Tell us again why the BCS felt the need to remove margin-of-victory from the BCS computers? Coaches still know style points matter in the human polls, and No. 6 Wisconsin (9-1) scored a whole bunch of them in an 83-20 -- yes, 83-20 -- rout of Indiana
Badgers coach Bret Bielema will inevitably take heat (again) for poor sportsmanship, but short of taking a knee the entire fourth quarter, I'm not sure what the Badgers could have done. Their three fourth-quarter touchdowns came on a pick-six, a pass from a redshirt freshman quarterback to a redshirt freshman receiver and a run by a fourth-string tailback. Either way, I don't entirely blame Bielema for keeping his foot on the gas knowing Wisconsin's circumstances.
If Ohio State beats Iowa next week, the Badgers are looking at a possible three-way tie for the Big Ten's Rose Bowl berth with the Buckeyes and Michigan State. The Badgers beat Ohio State, but because the Spartans and Buckeyes don't play, the tie would be determined by highest BCS ranking, and Ohio State is just two spots behind Wisconsin. Bielema may have been playing defense with his offense.

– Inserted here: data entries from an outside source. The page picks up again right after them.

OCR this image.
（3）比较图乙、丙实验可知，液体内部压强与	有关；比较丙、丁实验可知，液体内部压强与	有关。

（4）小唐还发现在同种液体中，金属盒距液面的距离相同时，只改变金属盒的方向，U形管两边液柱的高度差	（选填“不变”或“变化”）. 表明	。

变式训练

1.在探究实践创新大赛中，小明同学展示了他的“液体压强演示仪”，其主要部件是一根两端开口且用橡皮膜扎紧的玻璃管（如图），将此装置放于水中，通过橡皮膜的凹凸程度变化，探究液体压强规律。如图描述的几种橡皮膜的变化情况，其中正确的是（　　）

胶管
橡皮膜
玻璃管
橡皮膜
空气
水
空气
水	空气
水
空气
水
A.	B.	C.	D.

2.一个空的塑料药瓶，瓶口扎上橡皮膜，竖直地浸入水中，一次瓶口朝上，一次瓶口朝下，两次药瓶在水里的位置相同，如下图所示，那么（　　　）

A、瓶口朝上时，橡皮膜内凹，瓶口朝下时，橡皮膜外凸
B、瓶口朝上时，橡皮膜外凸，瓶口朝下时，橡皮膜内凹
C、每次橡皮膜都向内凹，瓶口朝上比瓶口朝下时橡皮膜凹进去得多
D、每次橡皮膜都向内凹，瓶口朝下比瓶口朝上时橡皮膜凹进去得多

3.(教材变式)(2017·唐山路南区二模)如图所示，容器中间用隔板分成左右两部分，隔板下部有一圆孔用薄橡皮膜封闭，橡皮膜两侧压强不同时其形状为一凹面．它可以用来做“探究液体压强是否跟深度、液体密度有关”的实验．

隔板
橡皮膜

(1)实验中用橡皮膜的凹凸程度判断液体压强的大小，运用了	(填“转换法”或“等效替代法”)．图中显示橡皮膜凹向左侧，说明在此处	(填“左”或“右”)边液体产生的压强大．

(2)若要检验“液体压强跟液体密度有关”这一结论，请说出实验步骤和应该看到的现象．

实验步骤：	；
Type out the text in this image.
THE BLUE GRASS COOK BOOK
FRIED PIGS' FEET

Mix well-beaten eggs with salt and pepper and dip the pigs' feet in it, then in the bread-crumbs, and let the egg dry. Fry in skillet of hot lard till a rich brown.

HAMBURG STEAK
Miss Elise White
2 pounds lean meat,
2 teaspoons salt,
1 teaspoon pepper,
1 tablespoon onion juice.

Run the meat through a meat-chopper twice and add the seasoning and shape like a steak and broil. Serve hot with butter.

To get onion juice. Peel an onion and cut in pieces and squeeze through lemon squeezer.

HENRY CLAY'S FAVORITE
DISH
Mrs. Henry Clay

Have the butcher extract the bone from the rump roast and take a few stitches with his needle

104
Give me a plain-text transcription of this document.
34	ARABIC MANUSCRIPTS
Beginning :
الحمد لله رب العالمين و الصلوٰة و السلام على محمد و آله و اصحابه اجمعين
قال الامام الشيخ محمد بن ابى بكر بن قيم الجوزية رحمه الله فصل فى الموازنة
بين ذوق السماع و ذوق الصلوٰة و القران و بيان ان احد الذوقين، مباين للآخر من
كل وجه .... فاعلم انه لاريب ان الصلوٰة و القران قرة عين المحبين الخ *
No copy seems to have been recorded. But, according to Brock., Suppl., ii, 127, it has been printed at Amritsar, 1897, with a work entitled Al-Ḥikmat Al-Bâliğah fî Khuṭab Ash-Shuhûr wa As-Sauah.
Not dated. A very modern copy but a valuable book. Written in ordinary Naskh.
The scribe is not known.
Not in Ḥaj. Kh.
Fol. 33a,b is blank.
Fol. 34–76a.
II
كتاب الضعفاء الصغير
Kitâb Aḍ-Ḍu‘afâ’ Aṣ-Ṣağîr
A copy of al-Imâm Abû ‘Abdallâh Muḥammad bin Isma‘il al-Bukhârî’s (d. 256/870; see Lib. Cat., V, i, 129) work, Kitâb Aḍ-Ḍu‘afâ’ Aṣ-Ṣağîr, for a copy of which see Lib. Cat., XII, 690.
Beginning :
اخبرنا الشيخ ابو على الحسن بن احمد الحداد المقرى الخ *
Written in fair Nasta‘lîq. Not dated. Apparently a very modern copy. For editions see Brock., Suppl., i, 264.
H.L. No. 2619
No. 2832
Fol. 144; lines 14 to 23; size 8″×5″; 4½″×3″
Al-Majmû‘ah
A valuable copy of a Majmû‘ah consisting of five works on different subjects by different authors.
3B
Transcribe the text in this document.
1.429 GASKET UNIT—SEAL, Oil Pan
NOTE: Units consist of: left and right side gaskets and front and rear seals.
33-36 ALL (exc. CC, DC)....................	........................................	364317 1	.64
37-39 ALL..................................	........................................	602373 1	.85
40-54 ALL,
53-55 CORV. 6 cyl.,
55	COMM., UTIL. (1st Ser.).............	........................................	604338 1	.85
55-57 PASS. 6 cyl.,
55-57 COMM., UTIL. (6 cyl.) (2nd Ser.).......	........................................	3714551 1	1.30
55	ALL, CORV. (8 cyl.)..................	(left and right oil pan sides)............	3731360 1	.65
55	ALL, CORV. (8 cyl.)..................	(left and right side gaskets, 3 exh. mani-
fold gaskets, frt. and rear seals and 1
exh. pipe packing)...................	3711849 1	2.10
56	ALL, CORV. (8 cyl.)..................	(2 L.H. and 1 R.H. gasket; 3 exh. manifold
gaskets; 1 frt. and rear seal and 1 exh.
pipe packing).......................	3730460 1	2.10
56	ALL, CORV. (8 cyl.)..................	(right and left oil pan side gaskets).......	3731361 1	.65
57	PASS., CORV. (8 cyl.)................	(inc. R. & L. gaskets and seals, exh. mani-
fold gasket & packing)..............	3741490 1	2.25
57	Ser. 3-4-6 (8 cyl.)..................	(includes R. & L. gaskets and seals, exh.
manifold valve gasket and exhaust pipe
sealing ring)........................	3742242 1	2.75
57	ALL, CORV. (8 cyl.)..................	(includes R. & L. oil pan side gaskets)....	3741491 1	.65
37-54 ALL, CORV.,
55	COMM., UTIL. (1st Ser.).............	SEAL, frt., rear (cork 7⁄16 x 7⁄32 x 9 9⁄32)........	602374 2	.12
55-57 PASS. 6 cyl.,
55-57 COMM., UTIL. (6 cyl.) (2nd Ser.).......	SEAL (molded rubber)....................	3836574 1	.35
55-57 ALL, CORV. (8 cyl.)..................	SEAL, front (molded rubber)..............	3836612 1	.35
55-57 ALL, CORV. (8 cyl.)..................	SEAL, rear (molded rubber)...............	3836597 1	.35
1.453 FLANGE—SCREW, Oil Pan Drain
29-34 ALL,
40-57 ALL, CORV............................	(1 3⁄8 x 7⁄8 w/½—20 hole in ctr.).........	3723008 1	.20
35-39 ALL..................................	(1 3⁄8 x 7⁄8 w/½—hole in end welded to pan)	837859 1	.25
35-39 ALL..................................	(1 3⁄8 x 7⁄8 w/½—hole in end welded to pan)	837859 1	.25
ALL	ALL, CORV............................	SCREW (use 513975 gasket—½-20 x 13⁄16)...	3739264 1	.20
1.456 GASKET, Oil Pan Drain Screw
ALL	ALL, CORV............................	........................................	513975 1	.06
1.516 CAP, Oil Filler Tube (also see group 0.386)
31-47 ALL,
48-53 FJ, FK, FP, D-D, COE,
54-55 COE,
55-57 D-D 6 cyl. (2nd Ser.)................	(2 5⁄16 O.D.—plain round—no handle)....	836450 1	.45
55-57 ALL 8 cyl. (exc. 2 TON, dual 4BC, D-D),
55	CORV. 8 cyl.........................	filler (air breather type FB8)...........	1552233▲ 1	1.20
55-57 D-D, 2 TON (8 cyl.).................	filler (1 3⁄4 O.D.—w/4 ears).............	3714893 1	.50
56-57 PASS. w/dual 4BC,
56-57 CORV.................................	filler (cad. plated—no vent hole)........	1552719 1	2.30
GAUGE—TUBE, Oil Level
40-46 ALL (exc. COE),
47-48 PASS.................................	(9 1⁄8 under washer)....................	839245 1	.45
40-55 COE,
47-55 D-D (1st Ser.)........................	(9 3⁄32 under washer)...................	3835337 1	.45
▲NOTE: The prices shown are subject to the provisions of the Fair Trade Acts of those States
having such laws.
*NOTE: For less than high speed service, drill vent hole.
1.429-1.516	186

If the Hawkeyes beat the Buckeyes next week, Michigan State will be in the driver's seat due to its win over Wisconsin.
In an otherwise miserable debut season for Tennessee coach Derek Dooley, freshman quarterback Tyler Bray has been a bright spot. Saturday, in his third start, Bray lit up Ole Miss for 323 yards and three touchdowns to lead the Vols (4-6) to their first SEC win
Bray was a lanky, lightly recruited prospect out of San Diego who former coach Lane Kiffin took a chance on due to the program's dire quarterback depth. Kiffin may have left scorched earth on his way out of Knoxville, but at least he left behind a budding star.